奄美大島のマングース根絶

 奄美大島でマングースが根絶されたと、環境省が発表しました。とてもいいことです。バカバカしいくらいの巨費と多くの人の手間がかかったようです。そこにいなかった生き物を持ち込むことで、大きな影響を自然界に与えてしまいました。もともとマングースはハブ類を駆除するために人間に持ち込まれたのですが、マングースだって猛毒を持って危険なハブよりも、小さなアマミノクロウサギや、アマミトゲネズミなどを食べたほうが・・・。ということで、人間が持ち込んだマングースを、人間の手で駆除することになったのです。外来生物の移動は大きなリスクがあるのです。

 奄美大島や沖縄本島のジャングルを歩いていると、よく見かけたのがマングース捕獲機。マングースは頭がいいので、同じ捕獲機はすぐ覚えてしまって新しい、捕獲機を考える必要があるとのことでした。数年前に奄美に行ったときに、「もう数年間マングースは捕獲されていないので、もうすぐ根絶宣言が出るでしょう」と現地ガイドの方からお聞きしていましたが、やっとその日が来たのです。マングースがいなくなった影響でアマミノクロウサギの個体数が数倍になったそうです。

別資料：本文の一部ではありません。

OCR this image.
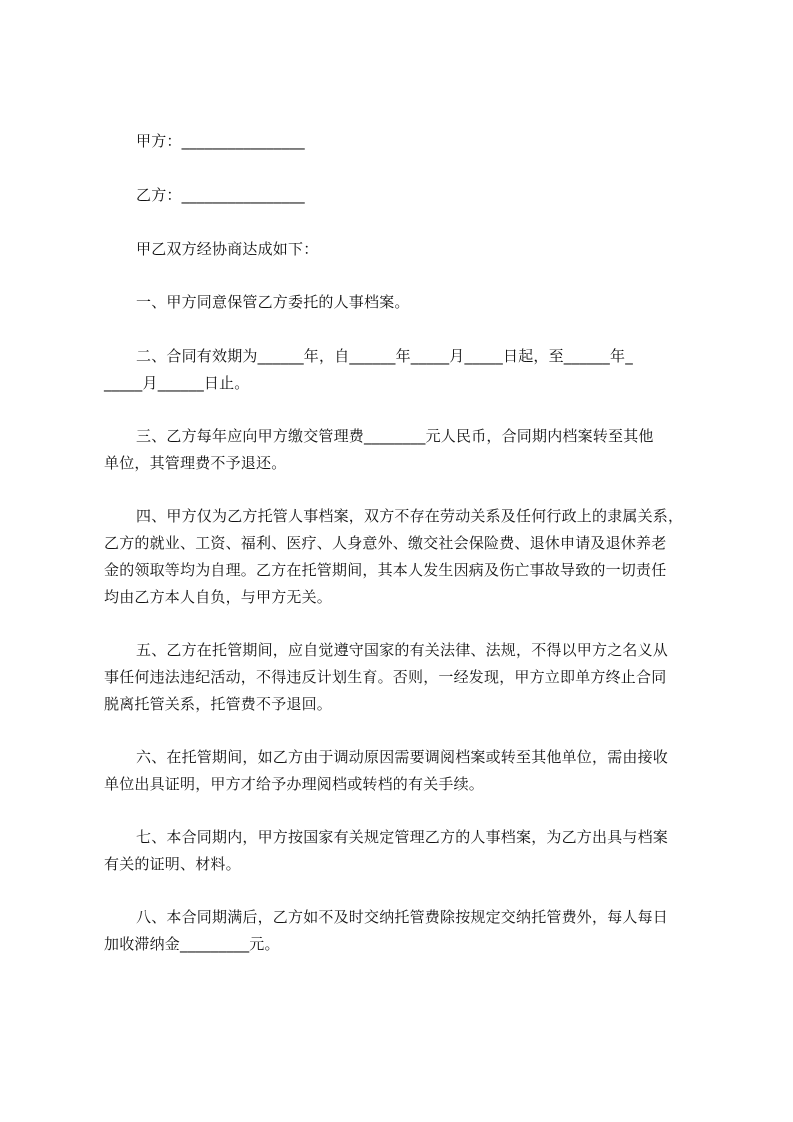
甲方：________________
乙方：________________
甲乙双方经协商达成如下：
一、甲方同意保管乙方委托的人事档案。
二、合同有效期为______年，自______年_____月_____日起，至______年_
_____月______日止。
三、乙方每年应向甲方缴交管理费________元人民币，合同期内档案转至其他
单位，其管理费不予退还。
四、甲方仅为乙方托管人事档案，双方不存在劳动关系及任何行政上的隶属关系，
乙方的就业、工资、福利、医疗、人身意外、缴交社会保险费、退休申请及退休养老
金的领取等均为自理。乙方在托管期间，其本人发生因病及伤亡事故导致的一切责任
均由乙方本人自负，与甲方无关。
五、乙方在托管期间，应自觉遵守国家的有关法律、法规，不得以甲方之名义从
事任何违法违纪活动，不得违反计划生育。否则，一经发现，甲方立即单方终止合同
脱离托管关系，托管费不予退回。
六、在托管期间，如乙方由于调动原因需要调阅档案或转至其他单位，需由接收
单位出具证明，甲方才给予办理阅档或转档的有关手续。
七、本合同期内，甲方按国家有关规定管理乙方的人事档案，为乙方出具与档案
有关的证明、材料。
八、本合同期满后，乙方如不及时交纳托管费除按规定交纳托管费外，每人每日
加收滞纳金_________元。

 マングースの根絶は、奄美の野生動物だけの話ではありません。野生植物にも大きな影響を与えます。なぜなら、奄美大島のヤクシマツチトリモチ(別名ユワンツチトリモチ)はアマミノクロウサギに食べられることで種子を運んでもらっているのです。このことは数年前に神戸大学の末次健司先生のグループにより発見されました。アマミノクロウサギが増えると、ヤクシマツチトリモチが繁殖するチャンスが増えるということです。これからや奄美大島のヤクシマツチトリモチがどうなるのかが楽しみです。(屋久島ではヤクジカが運んでいるのだろうか?)